CIRCAL is, like CCS , a calculus of communicating components. Different components can be assembled to form larger components. Communication is instantaneous and has no direction. CIRCAL distinguishes itself primarily from CCS in that it contains multipoint communication and, thus, multipoint synchronization. This introduces two kinds of concurrency: simultaneous events and unordered events. In CIRCAL these are different from each other: a component can be required to react differently to two stimuli if they occur simultaneously than if they occur one after the other.
CIRCAL has four operators for the construction of components: guarding, deterministic choice, nondeterministic choice, and termination. A component constructed with the operator for deterministic choice can nevertheless be nondeterministic, since it may involve a choice between alternatives with equal guards. Components may be assembled into systems using an operator for concurrent composition. Internal communications in systems can be hidden by applying an abstraction operator. There is also a hiding operator, but that operator does not hide communications: it disallows them. The usefulness of this operator is not made clear.

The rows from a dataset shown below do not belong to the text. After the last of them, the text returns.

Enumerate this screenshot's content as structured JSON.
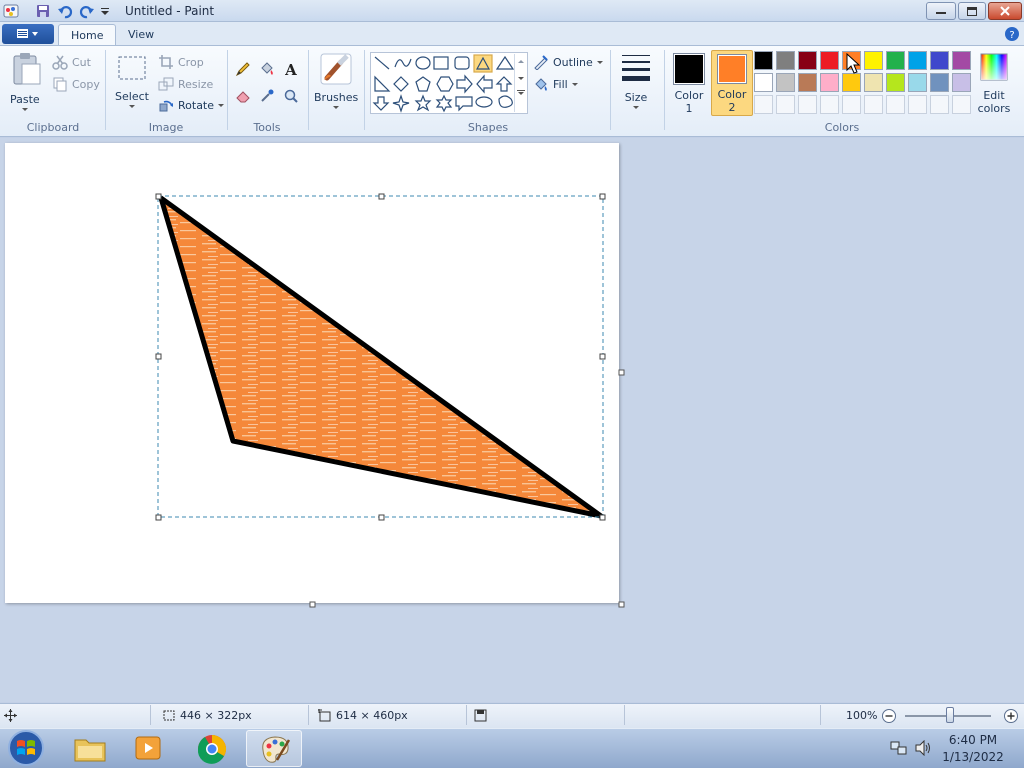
{
  "window": {
    "title": "Untitled - Paint"
  },
  "tabs": [
    {
      "label": "Home"
    },
    {
      "label": "View"
    }
  ],
  "clipboard": {
    "paste": "Paste",
    "cut": "Cut",
    "copy": "Copy",
    "group": "Clipboard"
  },
  "image": {
    "select": "Select",
    "crop": "Crop",
    "resize": "Resize",
    "rotate": "Rotate",
    "group": "Image"
  },
  "tools": {
    "group": "Tools"
  },
  "brushes": {
    "label": "Brushes"
  },
  "shapes": {
    "outline": "Outline",
    "fill": "Fill",
    "group": "Shapes"
  },
  "size": {
    "label": "Size"
  },
  "colors": {
    "color1_label": "Color",
    "color1_num": "1",
    "color2_label": "Color",
    "color2_num": "2",
    "color1": "#000000",
    "color2": "#ff7f27",
    "edit_label": "Edit",
    "edit_label2": "colors",
    "group": "Colors",
    "palette_row1": [
      "#000000",
      "#7f7f7f",
      "#880015",
      "#ed1c24",
      "#ff7f27",
      "#fff200",
      "#22b14c",
      "#00a2e8",
      "#3f48cc",
      "#a349a4"
    ],
    "palette_row2": [
      "#ffffff",
      "#c3c3c3",
      "#b97a57",
      "#ffaec9",
      "#ffc90e",
      "#efe4b0",
      "#b5e61d",
      "#99d9ea",
      "#7092be",
      "#c8bfe7"
    ]
  },
  "status": {
    "selection_size": "446 × 322px",
    "canvas_size": "614 × 460px",
    "zoom": "100%"
  },
  "clock": {
    "time": "6:40 PM",
    "date": "1/13/2022"
  }
}
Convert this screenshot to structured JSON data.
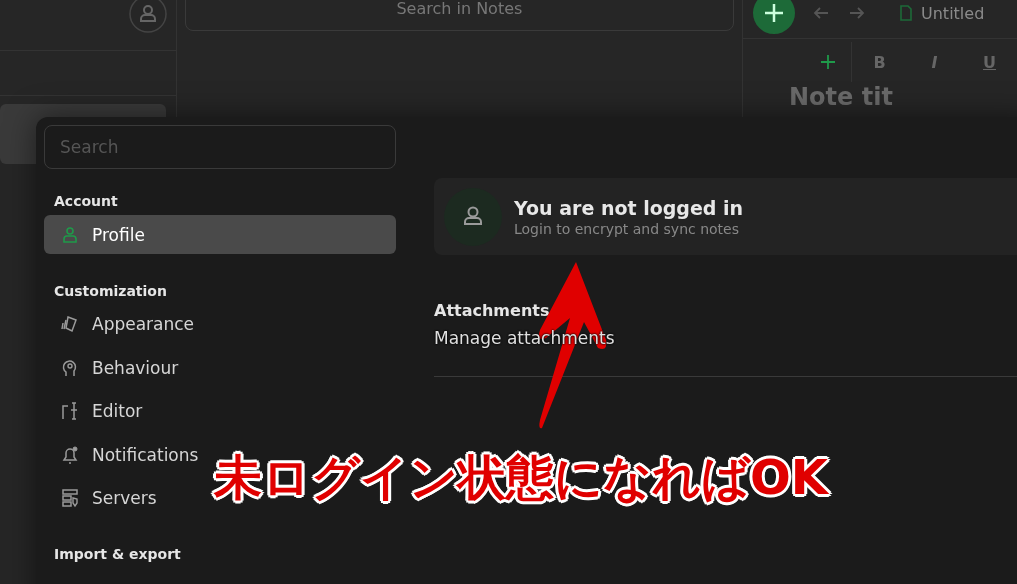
{
  "background_app": {
    "search_placeholder": "Search in Notes",
    "tab_title": "Untitled",
    "toolbar": [
      "B",
      "I",
      "U"
    ],
    "note_title": "Note tit"
  },
  "settings_dialog": {
    "search": {
      "placeholder": "Search"
    },
    "groups": [
      {
        "title": "Account",
        "items": [
          {
            "label": "Profile",
            "selected": true
          }
        ]
      },
      {
        "title": "Customization",
        "items": [
          {
            "label": "Appearance",
            "selected": false
          },
          {
            "label": "Behaviour",
            "selected": false
          },
          {
            "label": "Editor",
            "selected": false
          },
          {
            "label": "Notifications",
            "selected": false
          },
          {
            "label": "Servers",
            "selected": false
          }
        ]
      },
      {
        "title": "Import & export"
      }
    ],
    "profile_card": {
      "title": "You are not logged in",
      "subtitle": "Login to encrypt and sync notes"
    },
    "sections": [
      {
        "title": "Attachments",
        "items": [
          "Manage attachments"
        ]
      }
    ]
  },
  "annotation": {
    "text": "未ログイン状態になればOK"
  }
}
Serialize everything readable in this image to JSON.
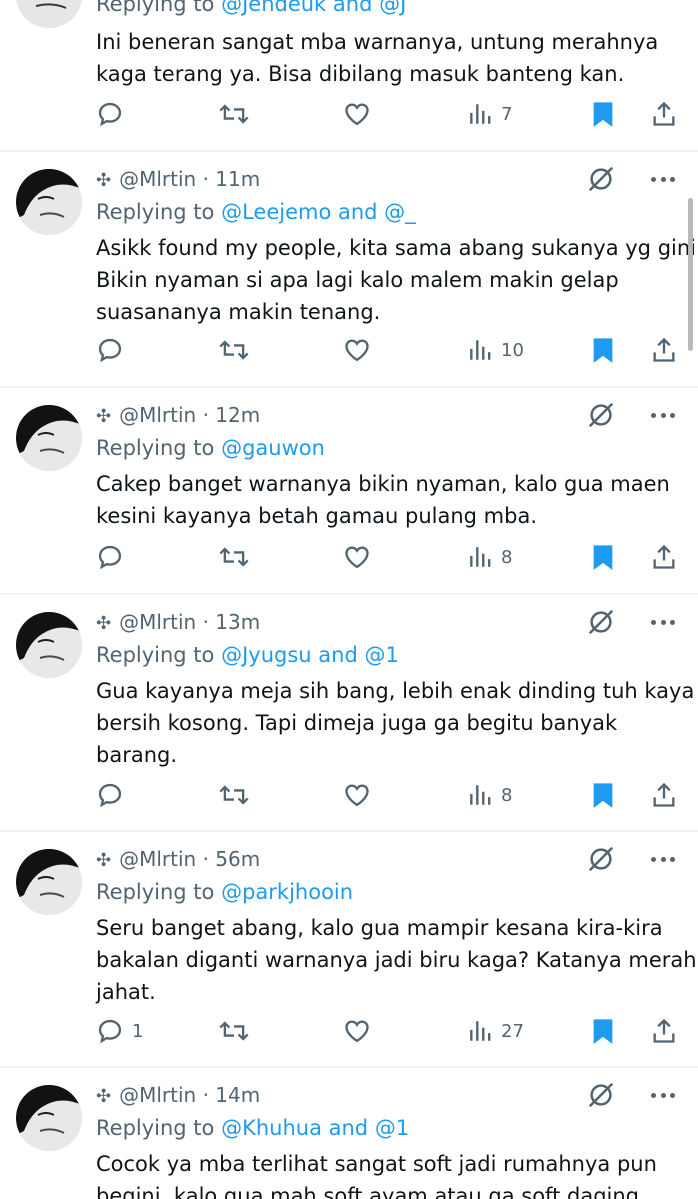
{
  "first_tweet": {
    "replying_prefix": "Replying to ",
    "replying_mentions": "@Jendeuk and @J",
    "lines": [
      "Ini beneran sangat mba warnanya, untung merahnya",
      "kaga terang ya. Bisa dibilang masuk banteng kan."
    ],
    "reply_count": "",
    "views": "7"
  },
  "tweets": [
    {
      "cross": "✣",
      "handle": "@Mlrtin",
      "time": "· 11m",
      "replying_prefix": "Replying to ",
      "replying_mentions": "@Leejemo and @_",
      "lines": [
        "Asikk found my people, kita sama abang sukanya yg gini.",
        "Bikin nyaman si apa lagi kalo malem makin gelap",
        "suasananya makin tenang."
      ],
      "reply_count": "",
      "views": "10"
    },
    {
      "cross": "✣",
      "handle": "@Mlrtin",
      "time": "· 12m",
      "replying_prefix": "Replying to ",
      "replying_mentions": "@gauwon",
      "lines": [
        "Cakep banget warnanya bikin nyaman, kalo gua maen",
        "kesini kayanya betah gamau pulang mba."
      ],
      "reply_count": "",
      "views": "8"
    },
    {
      "cross": "✣",
      "handle": "@Mlrtin",
      "time": "· 13m",
      "replying_prefix": "Replying to ",
      "replying_mentions": "@Jyugsu and @1",
      "lines": [
        "Gua kayanya meja sih bang, lebih enak dinding tuh kaya",
        "bersih kosong. Tapi dimeja juga ga begitu banyak",
        "barang."
      ],
      "reply_count": "",
      "views": "8"
    },
    {
      "cross": "✣",
      "handle": "@Mlrtin",
      "time": "· 56m",
      "replying_prefix": "Replying to ",
      "replying_mentions": "@parkjhooin",
      "lines": [
        "Seru banget abang, kalo gua mampir kesana kira-kira",
        "bakalan diganti warnanya jadi biru kaga? Katanya merah",
        "jahat."
      ],
      "reply_count": "1",
      "views": "27"
    },
    {
      "cross": "✣",
      "handle": "@Mlrtin",
      "time": "· 14m",
      "replying_prefix": "Replying to ",
      "replying_mentions": "@Khuhua and @1",
      "lines": [
        "Cocok ya mba terlihat sangat soft jadi rumahnya pun",
        "begini, kalo gua mah soft ayam atau ga soft daging"
      ],
      "reply_count": "",
      "views": ""
    }
  ],
  "icons": {
    "reply": "reply-icon",
    "retweet": "retweet-icon",
    "like": "like-icon",
    "views": "views-icon",
    "bookmark": "bookmark-icon",
    "share": "share-icon",
    "mute": "mute-icon",
    "more": "more-icon"
  },
  "colors": {
    "text": "#0f1419",
    "secondary": "#536471",
    "accent": "#1d9bf0",
    "divider": "#eff3f4"
  }
}
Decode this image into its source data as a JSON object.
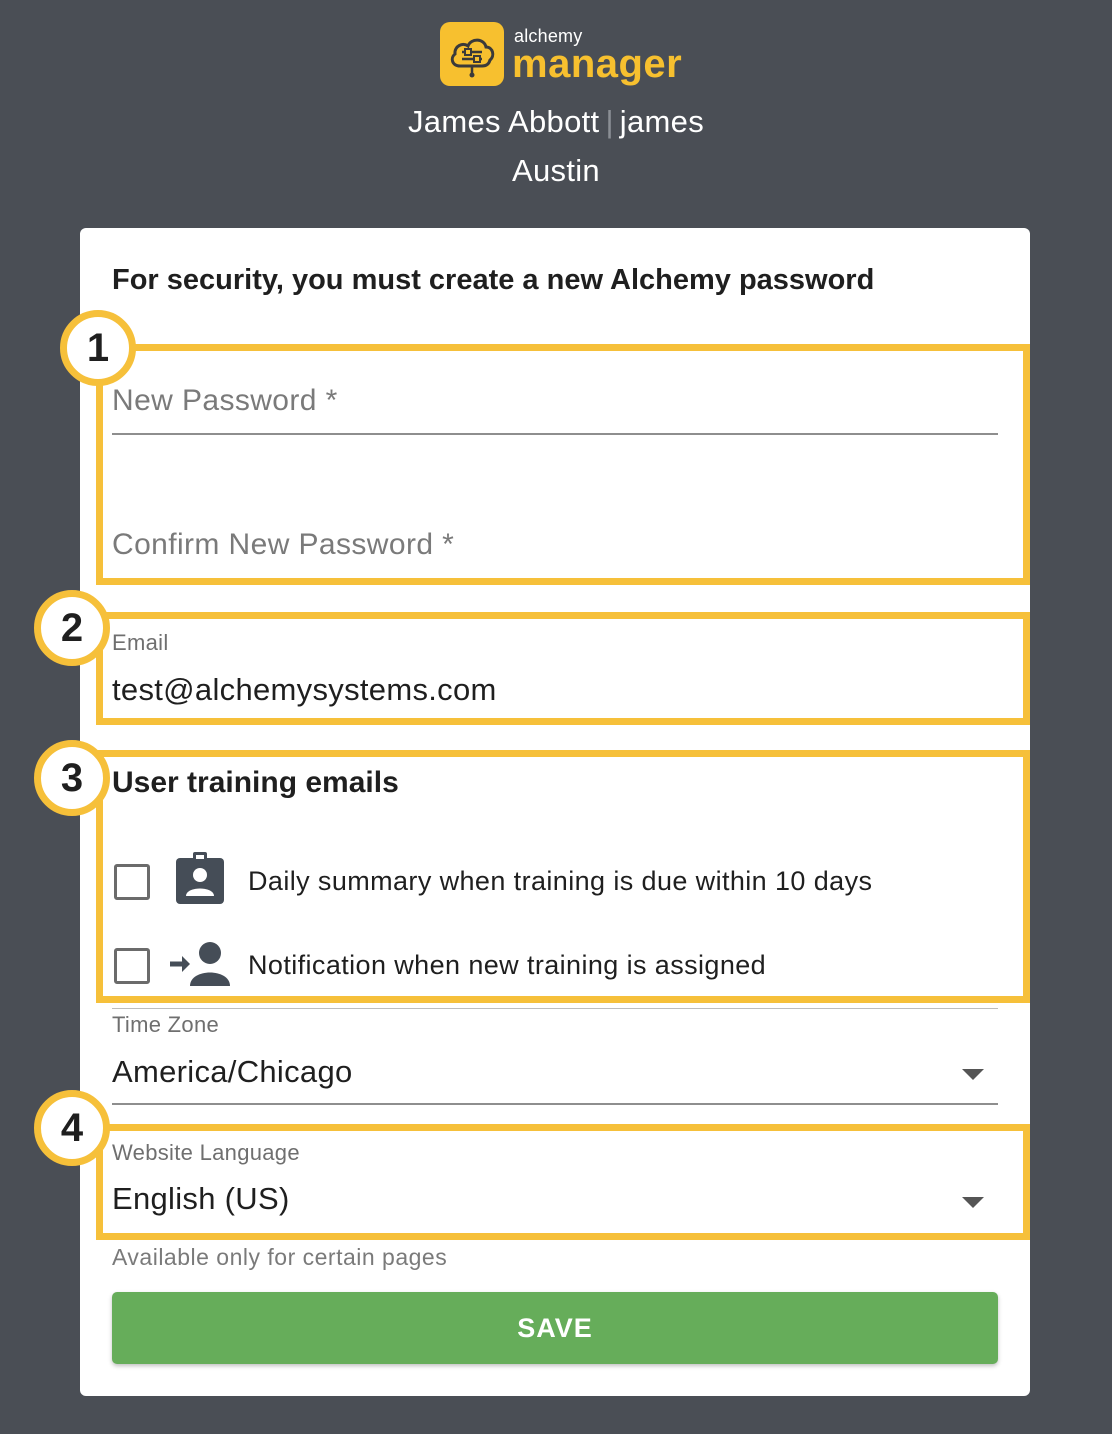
{
  "brand": {
    "small": "alchemy",
    "big": "manager",
    "accent": "#f7c02f"
  },
  "user": {
    "name": "James Abbott",
    "separator": "|",
    "username": "james",
    "location": "Austin"
  },
  "form": {
    "title": "For security, you must create a new Alchemy password",
    "new_password_label": "New Password *",
    "confirm_password_label": "Confirm New Password *",
    "email_label": "Email",
    "email_value": "test@alchemysystems.com",
    "training_section_title": "User training emails",
    "training_options": [
      {
        "label": "Daily summary when training is due within 10 days",
        "icon": "badge-person-icon",
        "checked": false
      },
      {
        "label": "Notification when new training is assigned",
        "icon": "person-add-arrow-icon",
        "checked": false
      }
    ],
    "time_zone_label": "Time Zone",
    "time_zone_value": "America/Chicago",
    "language_label": "Website Language",
    "language_value": "English (US)",
    "language_hint": "Available only for certain pages",
    "save_label": "SAVE",
    "save_color": "#66ad5a"
  },
  "callouts": [
    "1",
    "2",
    "3",
    "4"
  ],
  "callout_color": "#f6c03a"
}
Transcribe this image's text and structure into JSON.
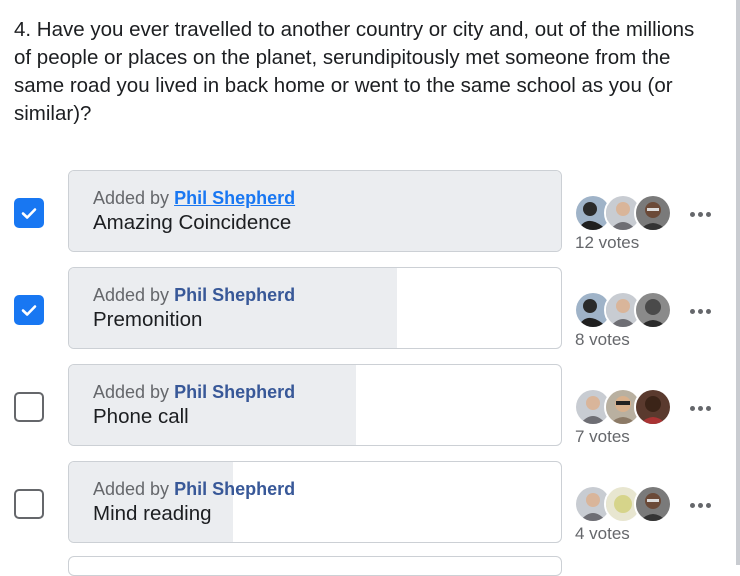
{
  "question": {
    "text": "4. Have you ever travelled to another country or city and, out of the millions of people or places on the planet, serundipitously met someone from the same road you lived in back home or went to the same school as you (or similar)?"
  },
  "options": [
    {
      "added_prefix": "Added by ",
      "author": "Phil Shepherd",
      "label": "Amazing Coincidence",
      "votes_text": "12 votes",
      "checked": true,
      "vote_share": 1.0
    },
    {
      "added_prefix": "Added by ",
      "author": "Phil Shepherd",
      "label": "Premonition",
      "votes_text": "8 votes",
      "checked": true,
      "vote_share": 0.667
    },
    {
      "added_prefix": "Added by ",
      "author": "Phil Shepherd",
      "label": "Phone call",
      "votes_text": "7 votes",
      "checked": false,
      "vote_share": 0.583
    },
    {
      "added_prefix": "Added by ",
      "author": "Phil Shepherd",
      "label": "Mind reading",
      "votes_text": "4 votes",
      "checked": false,
      "vote_share": 0.333
    }
  ],
  "colors": {
    "accent": "#1877f2",
    "fill": "#ebedf0",
    "muted_text": "#65676b"
  },
  "icons": {
    "checkbox_checked": "check-icon",
    "more": "more-options-icon",
    "avatar": "avatar-icon"
  }
}
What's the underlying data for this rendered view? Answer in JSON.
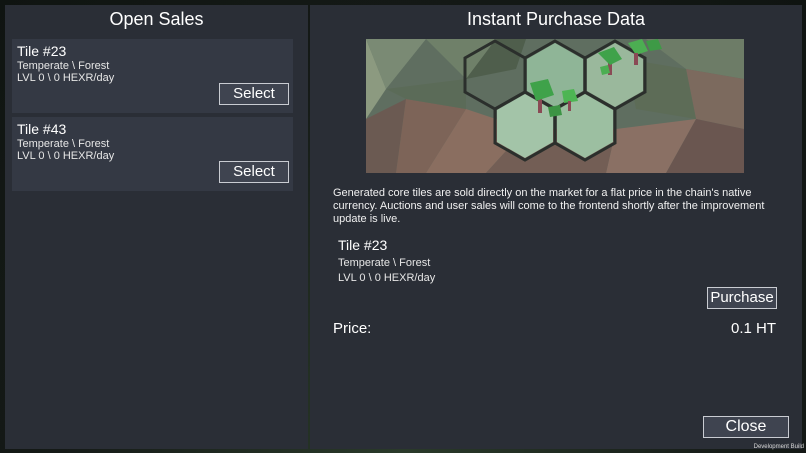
{
  "open_sales": {
    "title": "Open Sales",
    "items": [
      {
        "name": "Tile #23",
        "biome": "Temperate \\ Forest",
        "yield": "LVL 0 \\ 0 HEXR/day",
        "select_label": "Select"
      },
      {
        "name": "Tile #43",
        "biome": "Temperate \\ Forest",
        "yield": "LVL 0 \\ 0 HEXR/day",
        "select_label": "Select"
      }
    ]
  },
  "purchase": {
    "title": "Instant Purchase Data",
    "description": "Generated core tiles are sold directly on the market for a flat price in the chain's native currency. Auctions and user sales will come to the frontend shortly after the improvement update is live.",
    "selected": {
      "name": "Tile #23",
      "biome": "Temperate \\ Forest",
      "yield": "LVL 0 \\ 0 HEXR/day"
    },
    "purchase_label": "Purchase",
    "price_label": "Price:",
    "price_value": "0.1 HT",
    "close_label": "Close"
  },
  "footer": {
    "dev_build": "Development Build"
  },
  "colors": {
    "panel": "#2a2e36",
    "card": "#343944",
    "button": "#3f4450",
    "button_border": "#c9ccd2"
  }
}
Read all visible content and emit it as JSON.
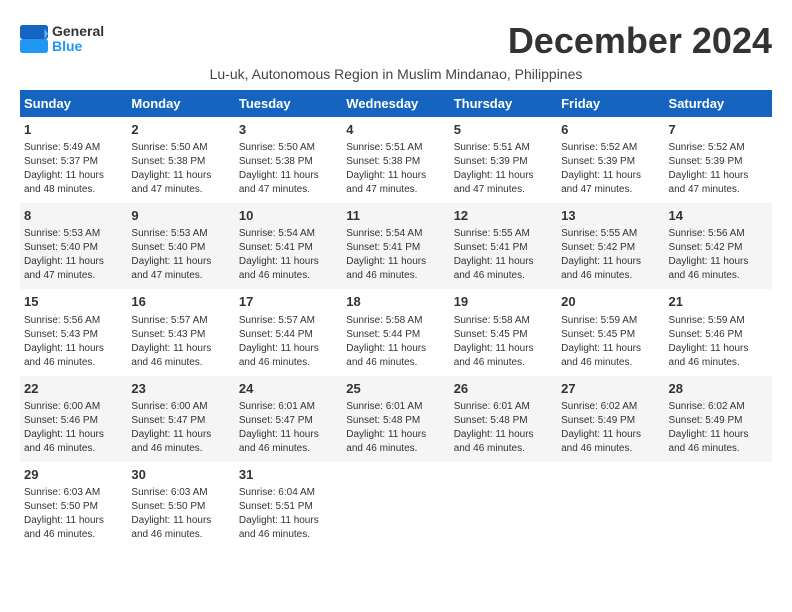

A number of simple examples of components and systems thereof are presented. The examples illustrate the calculus well. It is shown how CIRCAL can be used to demonstrate that systems meet their specifications. One expects, however, that the amount of formal manipulation required in such a demonstration will make more complicated examples rapidly undoable. Milne suggests resorting to mechanical verification--based on CIRCAL--for complex systems.